Manu’s poetic imagination hovers around places like Konark, puri, river daya. Recurring images of rain, temple, death, decay remind us of jayanta mahapatra’s poems.

Manu’s poetic imagination hovers around places like Konark, Puri, Bhubaneswar, river Daya…, and recurring images of rain, temple, death and decay remind us of the oeuvre of Jayanta Mahapatra. Manu eschews literary sophistry; and his exploration of his environs with ceaseless ‘wonder’ yields rich dividends: “Summer has overstayed/ like an unwelcome guest.... The old astrologer smiles on TV/ advising us to watch and wait.”

The poems also do not flog the old chestnuts of angst, ennui, or existential limbo, and are without abstractions in imagery or symbolism. He picks his themes from life felt or seen intimately: “The decomposing newspaper sobs/ measuring the long day”. The poet hears “The whining of the bulldozer clearing the debris” and ‘hymns’ that goats and roosters recite.
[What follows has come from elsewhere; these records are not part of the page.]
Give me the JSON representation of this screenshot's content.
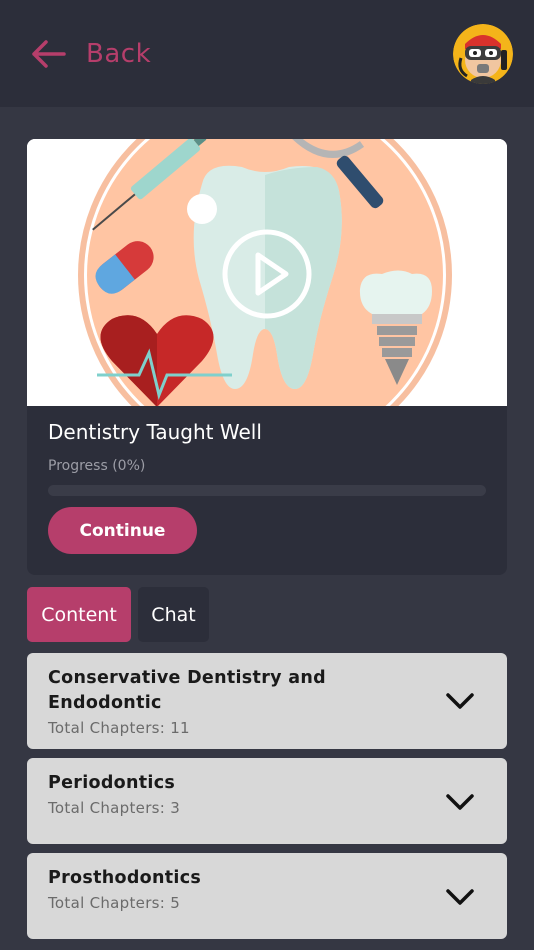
{
  "header": {
    "back_label": "Back",
    "back_icon": "arrow-left-icon",
    "avatar_icon": "diver-mascot-avatar"
  },
  "course": {
    "title": "Dentistry Taught Well",
    "progress_label": "Progress (0%)",
    "progress_percent": 0,
    "continue_label": "Continue",
    "thumbnail_icon": "dentistry-illustration",
    "play_icon": "play-icon"
  },
  "tabs": [
    {
      "label": "Content",
      "active": true
    },
    {
      "label": "Chat",
      "active": false
    }
  ],
  "chapters": [
    {
      "title": "Conservative Dentistry and Endodontic",
      "subtitle": "Total Chapters: 11"
    },
    {
      "title": "Periodontics",
      "subtitle": "Total Chapters: 3"
    },
    {
      "title": "Prosthodontics",
      "subtitle": "Total Chapters: 5"
    }
  ],
  "colors": {
    "accent": "#b63e6b",
    "background": "#353743",
    "header": "#2c2e3a",
    "card": "#d8d8d8"
  }
}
He believes that the ‘obvious’, too, needs to be shown: “How much of plastic/ do the cows of our times consume?” Imbued with an ‘old world’ charm, he plays around the erotic and sensual once a while: “The beauty of words/ like the breast of a lady,/ less revealed more concealed/ in the cave of her mind.”

Reading Manu’s poems is like visiting a black and white photo gallery where the proportion of darkness to light reveals a ‘surly, grey’ reality. Although writing political poems is not his forte, the saving grace here is Irom Chanu Sharmila. A set of seven artistically imagined questions build up the structure of this short, powerful poem: “What contour does iron take/when it starts melting?/ What music does it produce/ when love smells the body?” Never ostentatious, what captivates the reader is a certain earthiness, a lilting voice; a voice that sits light as feather on their shoulders.